Imarti and Poha

A breakfast of Imarti made with ghee and poha
If you’re craving something both tangy and sweet for breakfast, there’s nothing better than poha with imarti. Let’s make it!
Imarti and Poha
A breakfast of Imarti made with ghee and poha
If you’re craving something both tangy and sweet for breakfast, there’s nothing better than poha with imarti. Let’s make it!
Steps
- 1
To make the poha:
- 2
First, put the poha in a bowl, rinse it, and drain all the water.
- 3
Heat a pan over low heat and add the peanuts.
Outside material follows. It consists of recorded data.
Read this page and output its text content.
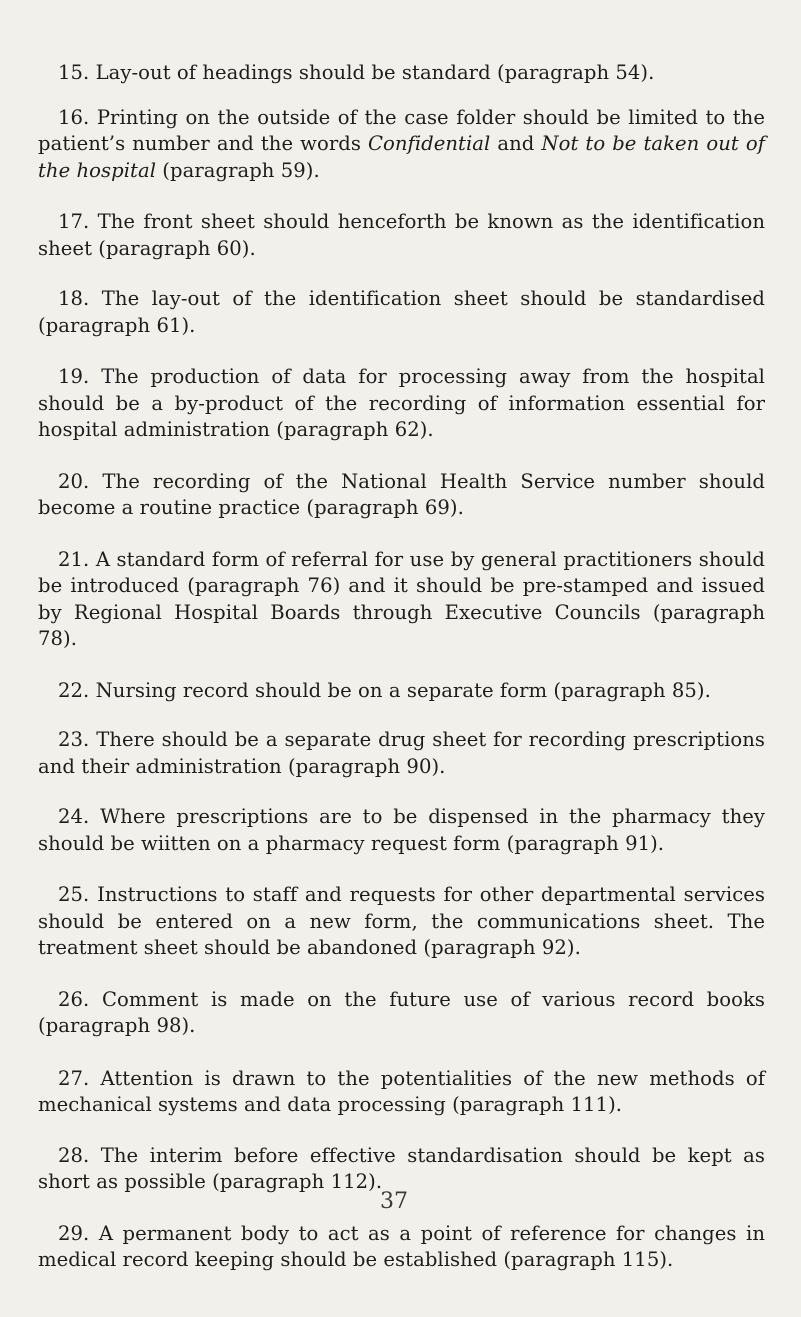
15. Lay-out of headings should be standard (paragraph 54).

16. Printing on the outside of the case folder should be limited to the patient’s number and the words Confidential and Not to be taken out of the hospital (paragraph 59).

17. The front sheet should henceforth be known as the identification sheet (paragraph 60).

18. The lay-out of the identification sheet should be standardised (paragraph 61).

19. The production of data for processing away from the hospital should be a by-product of the recording of information essential for hospital administration (paragraph 62).

20. The recording of the National Health Service number should become a routine practice (paragraph 69).

21. A standard form of referral for use by general practitioners should be introduced (paragraph 76) and it should be pre-stamped and issued by Regional Hospital Boards through Executive Councils (paragraph 78).

22. Nursing record should be on a separate form (paragraph 85).

23. There should be a separate drug sheet for recording prescriptions and their administration (paragraph 90).

24. Where prescriptions are to be dispensed in the pharmacy they should be wiitten on a pharmacy request form (paragraph 91).

25. Instructions to staff and requests for other departmental services should be entered on a new form, the communications sheet. The treatment sheet should be abandoned (paragraph 92).

26. Comment is made on the future use of various record books (paragraph 98).

27. Attention is drawn to the potentialities of the new methods of mechanical systems and data processing (paragraph 111).

28. The interim before effective standardisation should be kept as short as possible (paragraph 112).

29. A permanent body to act as a point of reference for changes in medical record keeping should be established (paragraph 115).

37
Roast them, stirring constantly, then transfer to a plate.
- 4
Once the peanuts cool, rub them between your hands to remove the skins.
- 5
Add 2 tablespoons oil to the pan and sauté the chopped onions. Don’t brown them too much. Remove to a plate.
- 6
Add the remaining oil to the pan and lightly fry all the spices. Add the chopped tomato and green chilies.
- 7
Once the tomato is cooked, add the onions, poha, cilantro, and peanuts. Add salt and mix well.
- 8
Cover and cook for 10 minutes. Turn off the heat.
- 9
To make the imarti:
- 10
First, soak the dal and rice for 4 hours.
- 11
Drain the water and grind them finely in a blender, adding water only as needed. I used 3-4 tablespoons of water.
- 12
In a large pot, combine the sugar and water. Once the sugar dissolves, add the food coloring and rose essence. Turn off the heat and set aside.
- 13
Pour the batter into a clean milk pouch or squeeze bottle. Cut a very small hole at the corner—don’t cut it too wide.
- 14
Heat the ghee over low heat. Once it’s slightly hot, gently squeeze the batter into the ghee in a circular shape.
- 15
When golden, immediately transfer to the sugar syrup. Let soak for 2 minutes.
- 16
Serve the hot poha and ghee-fried imarti.